Unfortunately you are new to this and don't realize what a monumental challenge this represents. Your room dimension are not a domestic space.
Now speakers can do well in small spaces, but they do poorly in large ones unless you poor lots of resources at the problem.
You stated you want high quality room filling sound. The only way you can do that is with a very high quality and powerful stereo pair that can generate high sound pressure levels.
Now there are probably no more than three members here, if that who have experience in this type of challenge. I have had some experience and have designed and built high definition systems for large spaces.
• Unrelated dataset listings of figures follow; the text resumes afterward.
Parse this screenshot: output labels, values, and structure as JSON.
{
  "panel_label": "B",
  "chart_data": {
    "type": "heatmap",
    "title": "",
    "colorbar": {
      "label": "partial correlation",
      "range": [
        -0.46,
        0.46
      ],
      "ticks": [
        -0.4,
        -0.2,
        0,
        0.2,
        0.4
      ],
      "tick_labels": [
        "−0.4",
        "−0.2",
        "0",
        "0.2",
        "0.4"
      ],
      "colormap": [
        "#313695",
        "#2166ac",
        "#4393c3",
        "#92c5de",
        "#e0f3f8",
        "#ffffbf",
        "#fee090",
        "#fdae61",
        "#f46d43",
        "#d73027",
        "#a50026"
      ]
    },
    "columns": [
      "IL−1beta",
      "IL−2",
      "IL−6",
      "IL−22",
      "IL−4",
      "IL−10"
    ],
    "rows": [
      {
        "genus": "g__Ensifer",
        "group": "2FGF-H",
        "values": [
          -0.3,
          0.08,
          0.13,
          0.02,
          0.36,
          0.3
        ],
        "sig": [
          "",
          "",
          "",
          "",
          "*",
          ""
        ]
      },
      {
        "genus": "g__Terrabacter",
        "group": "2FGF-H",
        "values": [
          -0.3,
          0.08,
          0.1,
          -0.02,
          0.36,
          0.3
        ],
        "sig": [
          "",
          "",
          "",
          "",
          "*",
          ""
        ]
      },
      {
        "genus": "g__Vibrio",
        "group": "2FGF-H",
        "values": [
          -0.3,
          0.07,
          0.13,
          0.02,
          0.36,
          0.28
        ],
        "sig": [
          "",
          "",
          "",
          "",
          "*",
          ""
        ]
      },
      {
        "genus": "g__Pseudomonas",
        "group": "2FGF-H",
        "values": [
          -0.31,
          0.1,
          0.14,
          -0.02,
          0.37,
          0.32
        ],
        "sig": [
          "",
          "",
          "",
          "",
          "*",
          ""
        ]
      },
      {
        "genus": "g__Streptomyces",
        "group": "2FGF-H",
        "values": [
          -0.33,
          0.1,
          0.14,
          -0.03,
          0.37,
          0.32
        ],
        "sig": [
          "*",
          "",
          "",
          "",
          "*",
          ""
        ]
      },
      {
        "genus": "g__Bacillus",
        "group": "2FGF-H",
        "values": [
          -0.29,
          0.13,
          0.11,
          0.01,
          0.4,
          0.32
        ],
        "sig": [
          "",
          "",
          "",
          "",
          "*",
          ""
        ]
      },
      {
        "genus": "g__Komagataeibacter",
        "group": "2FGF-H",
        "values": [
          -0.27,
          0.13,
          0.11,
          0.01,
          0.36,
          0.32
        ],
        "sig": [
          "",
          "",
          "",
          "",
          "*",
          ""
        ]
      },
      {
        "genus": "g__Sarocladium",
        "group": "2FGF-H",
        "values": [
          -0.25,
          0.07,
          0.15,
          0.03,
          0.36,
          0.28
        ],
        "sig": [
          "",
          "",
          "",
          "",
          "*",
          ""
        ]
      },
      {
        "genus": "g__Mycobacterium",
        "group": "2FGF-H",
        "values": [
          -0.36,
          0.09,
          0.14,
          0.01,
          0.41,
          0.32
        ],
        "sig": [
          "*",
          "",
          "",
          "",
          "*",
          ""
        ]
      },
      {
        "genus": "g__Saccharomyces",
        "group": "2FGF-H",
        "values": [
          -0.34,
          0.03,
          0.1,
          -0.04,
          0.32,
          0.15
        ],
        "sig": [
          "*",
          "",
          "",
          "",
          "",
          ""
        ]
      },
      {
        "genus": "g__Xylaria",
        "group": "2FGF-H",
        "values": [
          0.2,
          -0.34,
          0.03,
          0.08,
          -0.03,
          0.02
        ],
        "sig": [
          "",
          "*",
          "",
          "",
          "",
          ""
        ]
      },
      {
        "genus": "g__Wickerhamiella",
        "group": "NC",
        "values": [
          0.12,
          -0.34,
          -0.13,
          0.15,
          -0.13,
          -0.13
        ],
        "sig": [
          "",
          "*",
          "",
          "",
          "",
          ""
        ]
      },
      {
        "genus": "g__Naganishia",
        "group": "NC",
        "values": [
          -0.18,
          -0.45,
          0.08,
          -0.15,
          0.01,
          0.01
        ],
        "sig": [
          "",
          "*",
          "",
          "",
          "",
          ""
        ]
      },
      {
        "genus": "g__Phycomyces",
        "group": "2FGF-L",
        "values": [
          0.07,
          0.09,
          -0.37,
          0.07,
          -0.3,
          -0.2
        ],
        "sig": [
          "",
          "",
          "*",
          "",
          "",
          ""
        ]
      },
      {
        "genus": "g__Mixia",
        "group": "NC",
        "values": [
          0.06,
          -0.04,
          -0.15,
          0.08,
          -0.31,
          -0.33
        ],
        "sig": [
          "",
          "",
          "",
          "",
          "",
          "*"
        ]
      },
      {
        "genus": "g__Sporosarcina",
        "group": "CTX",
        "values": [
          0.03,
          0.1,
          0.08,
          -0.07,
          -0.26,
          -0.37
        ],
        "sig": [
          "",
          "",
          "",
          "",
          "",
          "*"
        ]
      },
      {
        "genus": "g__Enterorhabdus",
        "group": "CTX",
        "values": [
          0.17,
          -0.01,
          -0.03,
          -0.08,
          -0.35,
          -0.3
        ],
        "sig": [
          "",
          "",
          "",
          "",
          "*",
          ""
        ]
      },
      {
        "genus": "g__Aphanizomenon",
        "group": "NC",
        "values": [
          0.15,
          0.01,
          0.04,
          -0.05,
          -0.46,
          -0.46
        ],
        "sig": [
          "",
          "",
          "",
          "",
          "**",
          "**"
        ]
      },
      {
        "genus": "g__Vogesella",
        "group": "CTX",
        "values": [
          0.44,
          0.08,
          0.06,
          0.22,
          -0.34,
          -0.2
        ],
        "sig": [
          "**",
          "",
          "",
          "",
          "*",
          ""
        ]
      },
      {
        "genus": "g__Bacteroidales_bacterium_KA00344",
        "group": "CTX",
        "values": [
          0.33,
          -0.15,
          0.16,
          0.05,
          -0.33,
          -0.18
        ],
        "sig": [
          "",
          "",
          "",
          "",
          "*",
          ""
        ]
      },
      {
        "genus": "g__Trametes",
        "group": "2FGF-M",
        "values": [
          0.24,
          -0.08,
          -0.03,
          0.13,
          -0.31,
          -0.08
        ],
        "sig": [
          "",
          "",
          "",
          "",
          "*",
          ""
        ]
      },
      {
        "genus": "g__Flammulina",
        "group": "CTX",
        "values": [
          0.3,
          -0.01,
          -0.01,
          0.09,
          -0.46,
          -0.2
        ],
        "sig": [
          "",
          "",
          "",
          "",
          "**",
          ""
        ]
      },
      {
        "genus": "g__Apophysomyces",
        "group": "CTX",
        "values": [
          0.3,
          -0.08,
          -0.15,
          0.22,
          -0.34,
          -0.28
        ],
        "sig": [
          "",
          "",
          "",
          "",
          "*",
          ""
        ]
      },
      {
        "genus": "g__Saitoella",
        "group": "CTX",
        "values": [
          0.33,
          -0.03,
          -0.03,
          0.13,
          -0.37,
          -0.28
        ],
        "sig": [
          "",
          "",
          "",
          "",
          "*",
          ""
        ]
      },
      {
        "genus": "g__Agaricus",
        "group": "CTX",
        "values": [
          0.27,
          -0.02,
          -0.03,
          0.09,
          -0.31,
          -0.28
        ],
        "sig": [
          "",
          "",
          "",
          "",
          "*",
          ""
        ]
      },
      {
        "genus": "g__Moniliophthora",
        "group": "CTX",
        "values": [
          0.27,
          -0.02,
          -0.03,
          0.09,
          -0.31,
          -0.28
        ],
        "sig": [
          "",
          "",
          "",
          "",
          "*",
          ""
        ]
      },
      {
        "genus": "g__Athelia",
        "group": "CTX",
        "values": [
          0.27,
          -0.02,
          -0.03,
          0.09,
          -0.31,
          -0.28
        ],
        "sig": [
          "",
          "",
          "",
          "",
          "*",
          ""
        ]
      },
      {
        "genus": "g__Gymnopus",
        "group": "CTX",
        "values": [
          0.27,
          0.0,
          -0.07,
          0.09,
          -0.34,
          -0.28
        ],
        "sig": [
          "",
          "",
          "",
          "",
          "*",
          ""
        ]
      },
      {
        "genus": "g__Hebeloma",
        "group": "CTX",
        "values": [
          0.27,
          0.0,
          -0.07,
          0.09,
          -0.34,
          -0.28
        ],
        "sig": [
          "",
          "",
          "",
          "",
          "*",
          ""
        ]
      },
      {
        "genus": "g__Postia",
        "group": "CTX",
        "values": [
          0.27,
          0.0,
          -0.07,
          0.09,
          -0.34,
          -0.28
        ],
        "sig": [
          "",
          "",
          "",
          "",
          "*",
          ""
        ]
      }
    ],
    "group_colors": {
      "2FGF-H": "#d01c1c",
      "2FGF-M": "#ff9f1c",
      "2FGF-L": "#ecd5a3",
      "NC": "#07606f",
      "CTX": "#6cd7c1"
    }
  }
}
Now lets get your multiple speaker idea out of the way first. This will not give you high quality room filling sound. The reason is that sound travels pretty slowly. Distributed systems can work well for speech and background music. However the volume of each speaker has to be low, so that everyone only gets almost all the sound from one speaker. If they hear all of them then the time delays makes everything garbled and very low quality. You can NOT fulfill your aim with this approach. In addition the sound must be mono and not stereo.
The next approach is the central cluster. This can work well and give good clarity but again the sound is mono.
The only way to get what your aim states is with a pair of expensive powerful pro speakers, that have an exemplary dispersion pattern, a very smooth frequency response, and very low Q bass tuning. If the bass is at all resonant you are dead for quality. The usual method is to use a large bass driver, and a good sectoral horn actively biamped. There is no place for passive crossovers to fulfill your stated criteria.
My approach, and this means a custom design and build, is to use a low Qts 15" drivers in enormous back loaded horns with 3' horns mouths and use a line source with at least 8 drivers in vertical line above and biamp it with electronic crossover between 400 and 500 Hz. The reason being that until recently the top end horns have been highly problematic. The speakers I specked for you have a specification that would I think obviate the need for a custom line array.
In Engalnd close friends of my wife's sister live in a very old medieval church deep in the Malvern Hills. He is heir to the Bulmer Cider fortune. This guy sold out the company for a fortune. He has degrees in physics. He is highly intelligent but very eccentric in a unique English kind of way. I just love this man's company. He has converted the old bell tower into an astronomical observatory. He makes in own telescopes, including grinding and polishing his own lenses.
Anyhow the kitchen is where the alter was, and the bedrooms in the choir balcony. It is relatively small for a church. However attempts to get good sound in the living area have alluded him and he has now abandoned it. He is a very wealthy man but unwilling to commit the resources required to solve the challenge. He has put a decent system in what I think was a small side chapel at ease.
So I think you have to rethink your goals and see if you can get what you want within a budget you can afford.
I strongly recommend you seriously consider Mr Boat's suggestion. The other alternative is to construct a low volume background music system.
Lastly if you do want to go for a high quality system you will need to budget for acoustic treatment, or you will waste your money. From the description of the ceiling hanging sound absorbers will likely be required, like the BBC used in the RAH.
Those you might not like the look of in your home.